Fault types reference

rcfg-sim supports four fault types, enabled by name via --fault-types. Each fires per relevant event at the configured --fault-rate.

`auth_fail`

Rejects the SSH authentication as if the password were wrong — indistinguishable from a real auth failure. Use it to test retry logic, credential-rotation handling, and how your tool reports unreachable devices.

`disconnect_mid`

Streams a partial config and then hard-resets the TCP connection mid-transfer. The cut happens after 20–40% of the config bytes have been written (a uniform random point in that window). The command’s duration is still recorded before the connection is dropped, so your metrics reflect the work done. This is the fault for testing partial-read handling, resume logic, and integrity checks on collected configs.

`slow_response`

Multiplies the per-command response delay by a random 10–50×, capped at 60 seconds. A 10 ms floor is applied first so the multiplier is observable even when --response-delay-ms-max is 0. Use it to exercise timeouts, slow-loris tolerance, and concurrency back-pressure when a slice of the fleet drags.

`malformed`

Corrupts the streamed config output.

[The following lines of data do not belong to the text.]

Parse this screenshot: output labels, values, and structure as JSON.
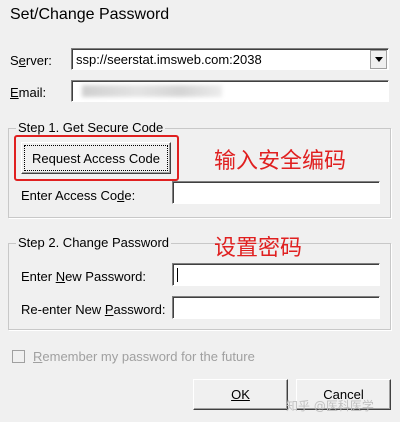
{
  "window": {
    "title": "Set/Change Password"
  },
  "server": {
    "label_pre": "S",
    "label_u": "e",
    "label_post": "rver:",
    "value": "ssp://seerstat.imsweb.com:2038"
  },
  "email": {
    "label_u": "E",
    "label_post": "mail:"
  },
  "step1": {
    "legend": "Step 1. Get Secure Code",
    "request_button": "Request Access Code",
    "access_label_pre": "Enter Access Co",
    "access_label_u": "d",
    "access_label_post": "e:",
    "note": "输入安全编码"
  },
  "step2": {
    "legend": "Step 2. Change Password",
    "new_label_pre": "Enter ",
    "new_label_u": "N",
    "new_label_post": "ew Password:",
    "reenter_label_pre": "Re-enter New ",
    "reenter_label_u": "P",
    "reenter_label_post": "assword:",
    "note": "设置密码"
  },
  "remember": {
    "label_u": "R",
    "label_post": "emember my password for the future"
  },
  "buttons": {
    "ok": "OK",
    "cancel": "Cancel"
  },
  "watermark": "知乎 @医科医学"
}
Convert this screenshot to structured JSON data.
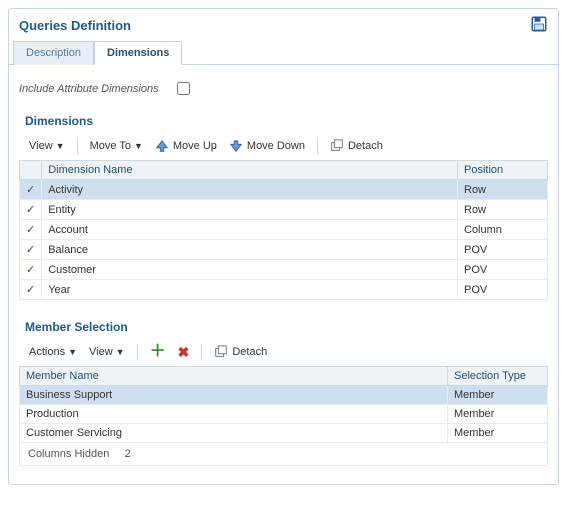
{
  "panelTitle": "Queries Definition",
  "tabs": {
    "inactive": "Description",
    "active": "Dimensions"
  },
  "includeAttr": {
    "label": "Include Attribute Dimensions",
    "checked": false
  },
  "dimSection": {
    "title": "Dimensions",
    "toolbar": {
      "view": "View",
      "moveTo": "Move To",
      "moveUp": "Move Up",
      "moveDown": "Move Down",
      "detach": "Detach"
    },
    "cols": {
      "name": "Dimension Name",
      "pos": "Position"
    },
    "rows": [
      {
        "name": "Activity",
        "pos": "Row",
        "selected": true
      },
      {
        "name": "Entity",
        "pos": "Row",
        "selected": false
      },
      {
        "name": "Account",
        "pos": "Column",
        "selected": false
      },
      {
        "name": "Balance",
        "pos": "POV",
        "selected": false
      },
      {
        "name": "Customer",
        "pos": "POV",
        "selected": false
      },
      {
        "name": "Year",
        "pos": "POV",
        "selected": false
      }
    ]
  },
  "memberSection": {
    "title": "Member Selection",
    "toolbar": {
      "actions": "Actions",
      "view": "View",
      "detach": "Detach"
    },
    "cols": {
      "name": "Member Name",
      "sel": "Selection Type"
    },
    "rows": [
      {
        "name": "Business Support",
        "sel": "Member",
        "selected": true
      },
      {
        "name": "Production",
        "sel": "Member",
        "selected": false
      },
      {
        "name": "Customer Servicing",
        "sel": "Member",
        "selected": false
      }
    ],
    "hiddenLabel": "Columns Hidden",
    "hiddenCount": "2"
  }
}
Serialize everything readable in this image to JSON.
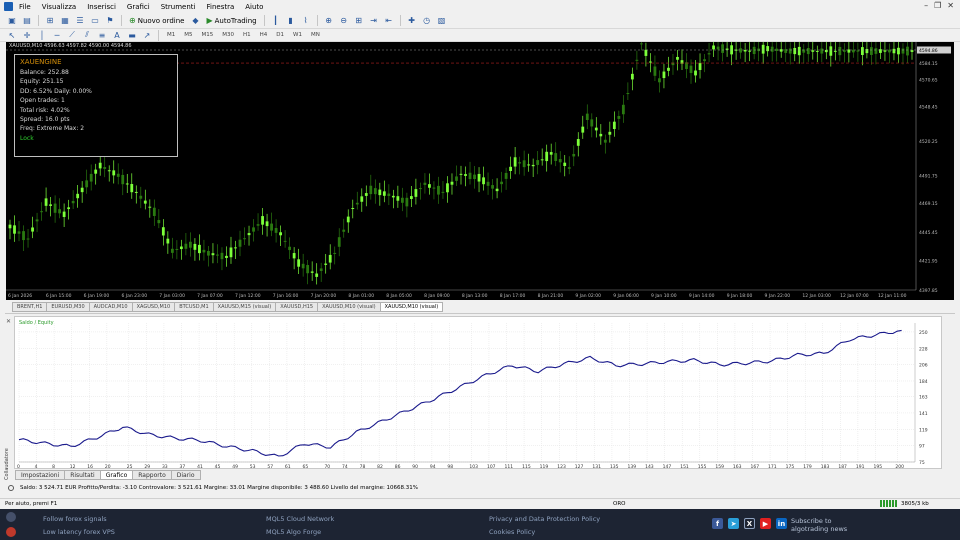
{
  "menu": [
    "File",
    "Visualizza",
    "Inserisci",
    "Grafici",
    "Strumenti",
    "Finestra",
    "Aiuto"
  ],
  "toolbar": {
    "new_order_label": "Nuovo ordine",
    "autotrading_label": "AutoTrading",
    "timeframes": [
      "M1",
      "M5",
      "M15",
      "M30",
      "H1",
      "H4",
      "D1",
      "W1",
      "MN"
    ]
  },
  "chart": {
    "header": "XAUUSD,M10  4596.63 4597.82 4590.00 4594.86",
    "price_labels": [
      "4594.86",
      "4584.15",
      "4570.65",
      "4548.45",
      "4520.25",
      "4491.75",
      "4469.15",
      "4445.45",
      "4421.95",
      "4397.85"
    ],
    "date_labels": [
      "6 Jan 2026",
      "6 Jan 15:00",
      "6 Jan 19:00",
      "6 Jan 23:00",
      "7 Jan 03:00",
      "7 Jan 07:00",
      "7 Jan 12:00",
      "7 Jan 16:00",
      "7 Jan 20:00",
      "8 Jan 01:00",
      "8 Jan 05:00",
      "8 Jan 09:00",
      "8 Jan 13:00",
      "8 Jan 17:00",
      "8 Jan 21:00",
      "9 Jan 02:00",
      "9 Jan 06:00",
      "9 Jan 10:00",
      "9 Jan 14:00",
      "9 Jan 18:00",
      "9 Jan 22:00",
      "12 Jan 03:00",
      "12 Jan 07:00",
      "12 Jan 11:00"
    ],
    "colors": {
      "bg": "#000000",
      "candle": "#7cff3a",
      "dark_candle": "#2a7a10",
      "level_line": "#b02020"
    }
  },
  "ea_panel": {
    "title": "XAUENGINE",
    "rows": [
      "Balance: 252.88",
      "Equity: 251.15",
      "DD: 6.52%  Daily: 0.00%",
      "Open trades: 1",
      "Total risk: 4.02%",
      "Spread: 16.0 pts",
      "Freq: Extreme  Max: 2"
    ],
    "lock": "Lock"
  },
  "chart_tabs": [
    "BRENT,H1",
    "EURUSD,M30",
    "AUDCAD,M10",
    "XAGUSD,M10",
    "BTCUSD,M1",
    "XAUUSD,M15 (visual)",
    "XAUUSD,H15",
    "XAUUSD,M10 (visual)",
    "XAUUSD,M10 (visual)"
  ],
  "tester": {
    "side_label": "Collaudatore",
    "legend": "Saldo / Equity",
    "tabs": [
      "Impostazioni",
      "Risultati",
      "Grafico",
      "Rapporto",
      "Diario"
    ],
    "active_tab": "Grafico",
    "summary": "Saldo: 3 524.71 EUR  Profitto/Perdita: -3.10  Controvalore: 3 521.61  Margine: 33.01  Margine disponibile: 3 488.60  Livello del margine: 10668.31%"
  },
  "status": {
    "help": "Per aiuto, premi F1",
    "profile": "ORO",
    "connection": "3805/3 kb"
  },
  "footer": {
    "left": [
      "Follow forex signals",
      "Low latency forex VPS"
    ],
    "mid": [
      "MQL5 Cloud Network",
      "MQL5 Algo Forge"
    ],
    "right": [
      "Privacy and Data Protection Policy",
      "Cookies Policy"
    ],
    "subscribe": "Subscribe to algotrading news"
  },
  "chart_data": [
    {
      "type": "line",
      "title": "",
      "series": [
        {
          "name": "",
          "x_index": [
            0,
            4,
            8,
            12,
            16,
            20,
            24,
            28,
            32,
            36,
            40,
            44,
            48,
            52,
            56,
            60,
            64,
            68,
            72,
            76,
            80,
            84,
            88,
            92,
            96,
            100,
            104,
            108,
            112,
            116,
            120,
            124,
            128,
            132,
            136,
            140,
            144,
            148,
            152,
            156,
            160,
            164,
            168,
            172,
            176,
            180,
            184,
            188,
            192,
            196,
            200
          ],
          "values": [
            4450,
            4440,
            4470,
            4460,
            4480,
            4500,
            4492,
            4478,
            4462,
            4430,
            4435,
            4428,
            4425,
            4440,
            4455,
            4444,
            4420,
            4410,
            4428,
            4465,
            4480,
            4476,
            4470,
            4485,
            4478,
            4493,
            4490,
            4480,
            4503,
            4500,
            4510,
            4498,
            4540,
            4520,
            4546,
            4600,
            4570,
            4588,
            4576,
            4597,
            4595,
            4594,
            4596,
            4594,
            4594,
            4594,
            4594,
            4594,
            4594,
            4594,
            4594
          ]
        }
      ],
      "ylim": [
        4397.85,
        4594.86
      ],
      "grid": false
    },
    {
      "type": "line",
      "title": "",
      "x_ticks": [
        0,
        4,
        8,
        12,
        16,
        20,
        25,
        29,
        33,
        37,
        41,
        45,
        49,
        53,
        57,
        61,
        65,
        70,
        74,
        78,
        82,
        86,
        90,
        94,
        98,
        103,
        107,
        111,
        115,
        119,
        123,
        127,
        131,
        135,
        139,
        143,
        147,
        151,
        155,
        159,
        163,
        167,
        171,
        175,
        179,
        183,
        187,
        191,
        195,
        200
      ],
      "y_ticks": [
        75,
        97,
        119,
        141,
        163,
        184,
        206,
        228,
        250
      ],
      "series": [
        {
          "name": "Saldo",
          "values": [
            105,
            100,
            96,
            108,
            122,
            112,
            107,
            104,
            96,
            90,
            82,
            100,
            95,
            115,
            130,
            145,
            160,
            176,
            192,
            205,
            197,
            207,
            215,
            205,
            207,
            210,
            212,
            206,
            208,
            211,
            219,
            221,
            240,
            246,
            252
          ]
        }
      ],
      "ylim": [
        75,
        262
      ],
      "grid": true
    }
  ]
}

The bytes before and after the corruption keep the zero-copy path, so this is realistic and cheap. Use it to test parser robustness, validation, and how your tool handles configs that don’t round-trip cleanly.

Combining faults

Enable several at once; each rolls independently per event:

--fault-rate 0.1 --fault-types "auth_fail,disconnect_mid,slow_response,malformed"

At --fault-rate 0.1, roughly one in ten relevant events triggers each enabled fault. Tune the rate to model anything from a mostly-healthy fleet to a chaos test.

Metrics

Each activation increments rcfgsim_faults_injected_total{type="auth_fail|disconnect_mid|slow_response|malformed"}. The label set is closed to exactly these four values. See the metrics reference.